The most important decision affecting resource allocation, performance management and risk and saving sharing is the model of care. After agreeing decision-making processes the provider network must agree how they will organise interventions to achieve desired outcome for their population. Detailed information about this process is in Chapter 6: How do we innovate a new model of care working with users and carers?
In summary, the provider network will be set desired outcomes by commissioners for a population group and have a capitated budget it can use to achieve these outcomes. The providers in the network must work together to identify:
- Interventions that will support population to achieve desired outcomes
- Service standards against which the effectiveness and quality of interventions and those who conduct them will be measured. These standards are very important because they inform the provider network performance management framework and risk and savings sharing discussed in the next section.An example list of performance metrics can be found in the Supporting Material A: Discussion Paper Compendium.
- Resources required to fund the service standards that support new model of care.
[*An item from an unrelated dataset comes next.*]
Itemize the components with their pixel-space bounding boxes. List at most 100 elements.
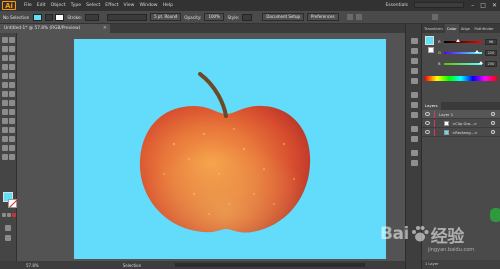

Details of how to achieve this are in Chapter 6: How do we innovate a new model of care working with users and carers?
The total of all these budgeted costs must be less than the capitated budget paid to the provider network. Provider networks will need to revisit the model of care until they can agree how to achieve the outcomes within the target budget. For a full discussion of how to approach costing models of care see Chapter 6: How do we innovate a new model of care working with users and carers? In addition to funding the service standards, provider networks should also decide allocations for:
- Personal budgets: When capitated payments include social-care personal budgets, provider networks will need to meet the statutory obligations set out in the Fair Access to Care Services guidance (FACS), which require local authorities to provide individuals with a defined level of support. In addition to the statutory obligations, provider networks may also want to provide personal budgets to other individuals as they represent a cost effective way of personalising care that keeps people well.
- Internal contingency funds: Provider networks will want to retain a contingency fund that can be used for unanticipated interventions above the agreed model of care. This will support agility and personalisation of care. It also reduces the risk that providers will overspend the capitated budget
- Operations team: Providers networks may fund a shared operations team to manage the coordination of member organisations, lead performance management and administer the network.
Once the model of care, service standards and resources are agreed, the provider network needs to identify the multi-disciplinary team and where the staff with the relevant skills needed are (or could be retrained or hired) across member providers. Determining which staff will do what will determine how resources are allocated between providers within the network. Following this process will mean that funding flows to where it is needed to support new model of care.